Protection des ouvrages hydrauliques en liste 2: modèle de lettre associative à adresser aux préfets

Nous publions ci-dessous à l'intention des associations de moulins, riverains et défenseurs du patrimoine un modèle de lettre à adresser dans les meilleurs délais au préfet de chaque département. N'attendez pas le terme du premier délai légal (dès juillet 2017 pour Loire-Bretagne) pour envoyer ce courrier. Faites en copie après envoi à l'intention de chaque adhérent en liste 2, qui pourra l'opposer aux administrations (ou gestionnaires) le relançant sur la mise en oeuvre de la continuité écologique. Les informations données par les DDT-M dans leurs courriers précédents relatifs à la continuité écologique ne sont plus à jour. Sauf accord du propriétaire sur une solution acceptée sans contrainte, aucun chantier ne doit être engagé tant que les services du préfet n'ont pas reprécisé les conditions d'exécution de la continuité écologique, à la lumière de l'instruction ministérielle de décembre 2015 comme des lois votées entre juillet 2016 et février 2017. Il est important que le maximum d'associations entreprenne cette démarche, afin d'exprimer l'unité et la solidarité du mouvement de défense des ouvrages hydrauliques. Les lois de 2006 et 2009 ont déjà été interprétées de manière biaisée et excessive par l'administration et le gestionnaire. Nous n'accepterons pas que cette dérive persiste.

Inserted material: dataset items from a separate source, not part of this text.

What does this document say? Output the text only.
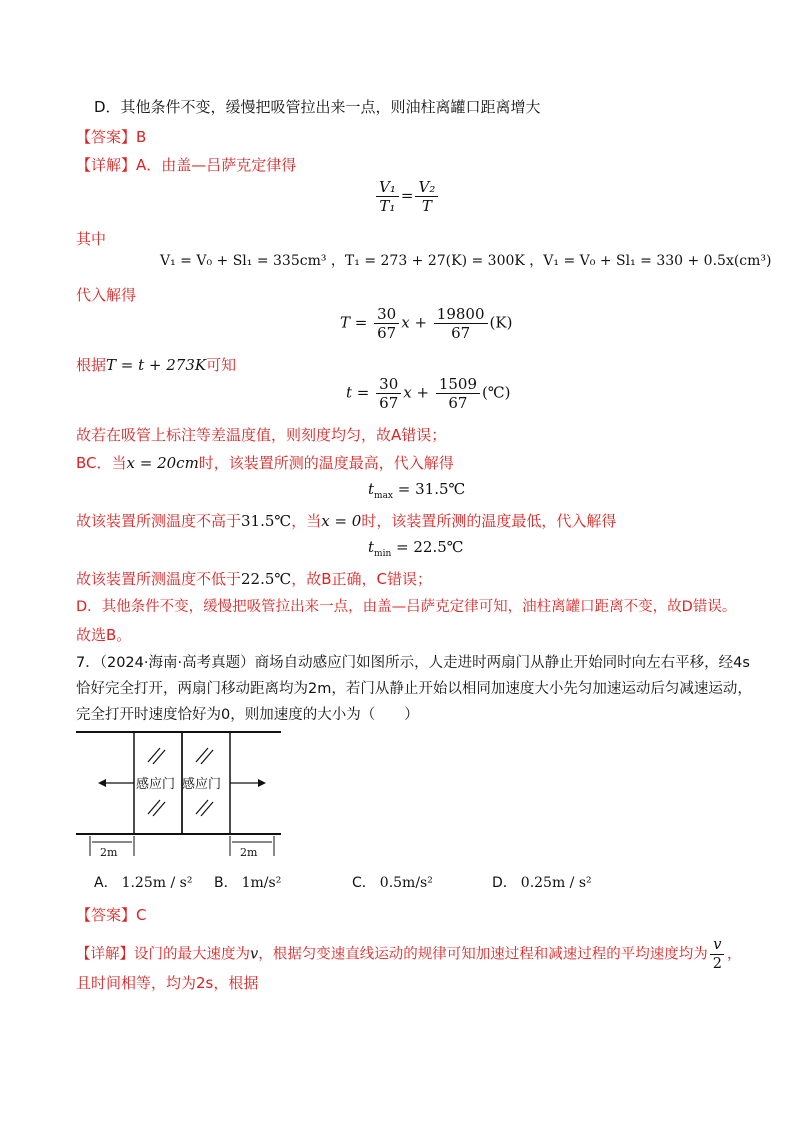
D．其他条件不变，缓慢把吸管拉出来一点，则油柱离罐口距离增大
【答案】B
【详解】A．由盖—吕萨克定律得
$\frac{\text{V₁}}{\text{T₁}} = \frac{\text{V₂}}{T}$
其中
V₁ = V₀ + Sl₁ = 335cm³ ，T₁ = 273 + 27(K) = 300K ，V₁ = V₀ + Sl₁ = 330 + 0.5x(cm³)
代入解得
$T = \frac{30}{67}$ $x + \frac{19800}{67} (K)$
根据T = t + 273K可知
$t = \frac{30}{67}$ $x + \frac{1509}{67}$ (℃)
故若在吸管上标注等差温度值，则刻度均匀，故A错误；
BC．当x = 20cm时，该装置所测的温度最高，代入解得
$t_{max}$ = 31.5℃
故该装置所测温度不高于31.5℃，当x = 0时，该装置所测的温度最低，代入解得
$t_{min}$ = 22.5℃
故该装置所测温度不低于22.5℃，故B正确，C错误；
D．其他条件不变，缓慢把吸管拉出来一点，由盖—吕萨克定律可知，油柱离罐口距离不变，故D错误。
故选B。
7．（2024·海南·高考真题）商场自动感应门如图所示，人走进时两扇门从静止开始同时向左右平移，经4s
恰好完全打开，两扇门移动距离均为2m，若门从静止开始以相同加速度大小先匀加速运动后匀减速运动，
完全打开时速度恰好为0，则加速度的大小为（　　）
感应门 感应门
2m	2m
A． 1.25m / s² B． 1m/s²	C． 0.5m/s²	D． 0.25m / s²
【答案】C
【详解】设门的最大速度为v，根据匀变速直线运动的规律可知加速过程和减速过程的平均速度均为 $\frac{v}{2}$ ，
且时间相等，均为2s，根据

Le modèle peut être téléchargé en format traitement de texte à ce lien. Les objectifs de ce courrier sont les suivants :

  • obtenir une information claire et complète pour les maîtres d’ouvrage, qui ont reçu en 2013 un premier courrier administratif désormais inexact et imprécis, voire qui ont reçu des propositions d’aménagement parfois devenues contraires à la loi,
  • inciter l’administration à intégrer rapidement les dispositions légales récentes concourant à la protection des ouvrages,
  • avant le premier terme de 5 ans du classement, construire une barrière de protection pour les ouvrages orphelins de solution, afin de prévenir des mises en demeure qui mèneraient à des contentieux,
  • par copie du courrier aux élus (députés et sénateurs de chaque département), entretenir la vigilance sur le dépassement effectif (et non déclaratif) des excès ayant été associés la continuité écologique et s’assurer que les services de l’Etat accompagneront pleinement le texte et l’esprit des lois, en évitant les surinterpétations ou surtranspositions que nous avons connues jadis.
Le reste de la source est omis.